Wednesday, March 31, 2004

Lisp Books

So I aquired the CLOS book and CLtL2 and read a bit in these two and the UCI Lisp manual. Apparently in old Lisps there were functions which were used purely for their sideeffects, such as MAP which always returns nil regardless of it's parameters. When I saw PROG2 for the first time, I thought it was a optimized PROGN for only two forms, little did I know that the 2 means the value of the 2nd form will be returned instead of the last form. in LOOP AS and FOR are interchangeable, though I prefer the latter one.

Time to blog

I didn't have it in the last few weeks, however quite a few things happened.

First of all o got a new PC, which is one of the reasons I didn't have time, and it is causing trouble. It's a new AMD 64 3000+ (really 2GHz), with 1GB of RAM, a shuttle AN50R mainboard and a HIS ATI Radeon 9600 XT (no VIVO). It's a bitch, it looks fine Warcraft 3 is running smoothly at 1280x1024, Divx movies aren't a problem anymore and with the new gfx card it's really quiet. But, and thats a big but, there are some issues like freezing, random segment violations, dirty IRQs, lost DMAs and 2.4 kernels not getting into the net. While the last problems have been resolved by kernel upgrades and fault-save BIOS settings, the others are still causing reboots, and I don't know what to do.

Wednesday, March 17, 2004

lisp books

Yesterday I browsed Amazon for lisp books and decided to buy Keenes CLOS book. Browsing a bit more I came along a unusual suspect, someone was trying to sell CLtL2 on Amazon marketplace, well he succeded and I'm now a proud owner of CLtL2, I can't wait till I hold it in my hands.

I have advanced to chapter 5 in PAIP, but it took me almost halve a day to solve exercise 4.2: Write a functions that generates a list of all permutations of a givn list. There were two problems for me: Bridging the gap between algorithm and code and figuring out that I didn't cover the simplest case: (PERMUTE '()) -> (()) while I thought (PERMUTE '(A)) -> ((A)) was the simplest case.

Sunday, March 14, 2004

keyboards, keybindings, keywords ...

I ordered a keyboard with a US layout to see if programming with is easier/faster because often used keys like ([{/ are easier to reach and some emacs keybindings should seem less painfull, because you don't have to stretch your hand over the whole keyboard. Depending on if I want to keep the windows key as meta/super or I like the old IBM keyboard click better I'll try to get a IBM keyboard with US layout.

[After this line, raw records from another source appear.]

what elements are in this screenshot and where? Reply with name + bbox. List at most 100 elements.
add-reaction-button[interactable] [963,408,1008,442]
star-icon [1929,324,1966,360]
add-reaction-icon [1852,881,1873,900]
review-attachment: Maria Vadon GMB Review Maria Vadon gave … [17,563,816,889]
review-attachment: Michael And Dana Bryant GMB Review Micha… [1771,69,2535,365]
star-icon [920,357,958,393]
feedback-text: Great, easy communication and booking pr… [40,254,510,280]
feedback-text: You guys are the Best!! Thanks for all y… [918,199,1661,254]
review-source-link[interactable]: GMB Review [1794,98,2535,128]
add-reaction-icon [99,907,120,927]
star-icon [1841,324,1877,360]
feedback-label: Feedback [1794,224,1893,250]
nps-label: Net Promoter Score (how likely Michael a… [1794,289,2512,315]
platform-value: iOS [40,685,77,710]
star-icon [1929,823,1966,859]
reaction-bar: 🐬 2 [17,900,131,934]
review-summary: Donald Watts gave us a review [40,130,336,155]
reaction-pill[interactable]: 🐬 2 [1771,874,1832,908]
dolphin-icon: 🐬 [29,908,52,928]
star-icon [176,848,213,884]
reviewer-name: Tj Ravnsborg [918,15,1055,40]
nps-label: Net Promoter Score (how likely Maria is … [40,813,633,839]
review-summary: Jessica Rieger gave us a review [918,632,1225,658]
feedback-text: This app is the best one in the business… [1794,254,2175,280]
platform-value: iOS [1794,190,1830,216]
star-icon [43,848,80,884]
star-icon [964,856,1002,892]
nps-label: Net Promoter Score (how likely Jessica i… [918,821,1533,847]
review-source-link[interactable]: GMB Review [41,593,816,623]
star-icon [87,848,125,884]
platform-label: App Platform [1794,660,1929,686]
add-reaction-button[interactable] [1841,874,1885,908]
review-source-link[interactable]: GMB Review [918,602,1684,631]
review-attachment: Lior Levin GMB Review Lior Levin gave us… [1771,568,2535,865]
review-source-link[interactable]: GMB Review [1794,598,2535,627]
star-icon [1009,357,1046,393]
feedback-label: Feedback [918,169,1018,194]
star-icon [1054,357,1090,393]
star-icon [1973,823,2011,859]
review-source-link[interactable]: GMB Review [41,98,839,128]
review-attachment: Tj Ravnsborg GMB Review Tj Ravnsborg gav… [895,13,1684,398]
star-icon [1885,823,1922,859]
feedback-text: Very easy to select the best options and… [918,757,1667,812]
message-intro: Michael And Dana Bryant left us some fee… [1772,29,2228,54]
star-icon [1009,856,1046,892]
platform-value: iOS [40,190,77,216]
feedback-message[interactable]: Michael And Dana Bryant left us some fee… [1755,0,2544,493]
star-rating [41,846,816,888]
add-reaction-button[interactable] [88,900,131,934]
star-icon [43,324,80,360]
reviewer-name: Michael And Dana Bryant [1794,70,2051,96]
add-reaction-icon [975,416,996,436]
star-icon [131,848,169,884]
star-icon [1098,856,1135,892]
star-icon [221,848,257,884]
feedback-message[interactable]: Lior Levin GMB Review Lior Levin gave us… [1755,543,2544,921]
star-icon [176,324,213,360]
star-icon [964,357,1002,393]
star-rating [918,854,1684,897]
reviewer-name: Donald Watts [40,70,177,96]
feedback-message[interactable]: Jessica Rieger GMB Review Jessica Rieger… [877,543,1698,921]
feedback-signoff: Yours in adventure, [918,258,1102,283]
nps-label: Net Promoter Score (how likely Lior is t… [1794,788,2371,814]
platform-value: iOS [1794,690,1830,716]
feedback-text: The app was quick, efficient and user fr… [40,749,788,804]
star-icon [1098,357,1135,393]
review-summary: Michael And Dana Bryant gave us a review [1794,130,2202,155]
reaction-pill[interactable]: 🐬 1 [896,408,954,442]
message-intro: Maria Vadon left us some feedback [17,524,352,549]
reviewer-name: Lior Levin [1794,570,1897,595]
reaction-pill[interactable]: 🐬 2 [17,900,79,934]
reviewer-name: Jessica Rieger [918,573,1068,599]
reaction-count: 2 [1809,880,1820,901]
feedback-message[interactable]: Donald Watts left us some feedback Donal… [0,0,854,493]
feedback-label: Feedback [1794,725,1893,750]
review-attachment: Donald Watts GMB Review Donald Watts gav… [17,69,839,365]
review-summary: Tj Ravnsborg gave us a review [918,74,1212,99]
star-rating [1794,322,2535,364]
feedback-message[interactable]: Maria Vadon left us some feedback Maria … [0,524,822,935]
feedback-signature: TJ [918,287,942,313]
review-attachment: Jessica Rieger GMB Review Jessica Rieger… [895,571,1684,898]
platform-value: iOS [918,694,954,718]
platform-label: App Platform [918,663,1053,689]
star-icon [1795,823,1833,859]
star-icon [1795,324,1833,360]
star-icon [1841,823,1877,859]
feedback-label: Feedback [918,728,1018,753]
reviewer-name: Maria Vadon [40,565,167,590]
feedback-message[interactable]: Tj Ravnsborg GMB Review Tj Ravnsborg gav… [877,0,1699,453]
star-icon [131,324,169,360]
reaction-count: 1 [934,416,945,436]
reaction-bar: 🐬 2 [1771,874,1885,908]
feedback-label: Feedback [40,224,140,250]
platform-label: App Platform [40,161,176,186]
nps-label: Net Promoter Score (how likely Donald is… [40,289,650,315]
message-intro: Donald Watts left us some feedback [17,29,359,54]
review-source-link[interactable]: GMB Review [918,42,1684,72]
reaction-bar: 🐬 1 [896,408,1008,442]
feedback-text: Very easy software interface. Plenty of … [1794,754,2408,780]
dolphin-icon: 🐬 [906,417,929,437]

While I'm at it, i learned some new and very useful keybindings if you are editing lisp or any other code with lots of parenthesis. In addition to those a also added the following code, which is not as good as insert-parethesis, but does well enough for me.

(defun insert-doublequotes ()
  "Like insert-parenthesis, but inserts doublequotes (\")
   instead of parenthesis "
  (interactive)
  (insert "\"\"")
  (backward-char))
(global-set-key "\M-\"" 'insert-doublequotes)

I always wondered why you need C-f, C-b etc. when you have arrow key which are there for just that specific purpose, but when you use parenthesis movement it's very nice to have them, because your hands can stay where they are and don't have to move to the arrow keys.

Saturday, March 13, 2004

books

So much for writing daily, maybe it will work later.

At the moment I'm reading “Paradigms of Artificial Intelligence Programming” by Peter Norvig. So far it's easy and thus fun, and this time I'm actually typing most of the code in the book & try to do most exercises. Before that I read “ANSI Common Lisp” by Paul Graham, having tried to read “On Lisp” first I must say OnLisp is not for the novice, despite the almost identical introductions saying otherwise.

Wednesday, March 03, 2004

xmms-remote 0.21

I have updated xmms-remote again and added /xmms-volume to get & set the main volume, added /xmms pp to toggle between play & pause and replaced COYPING with a file that actually contains a license, somehow it had become a gzipped tar.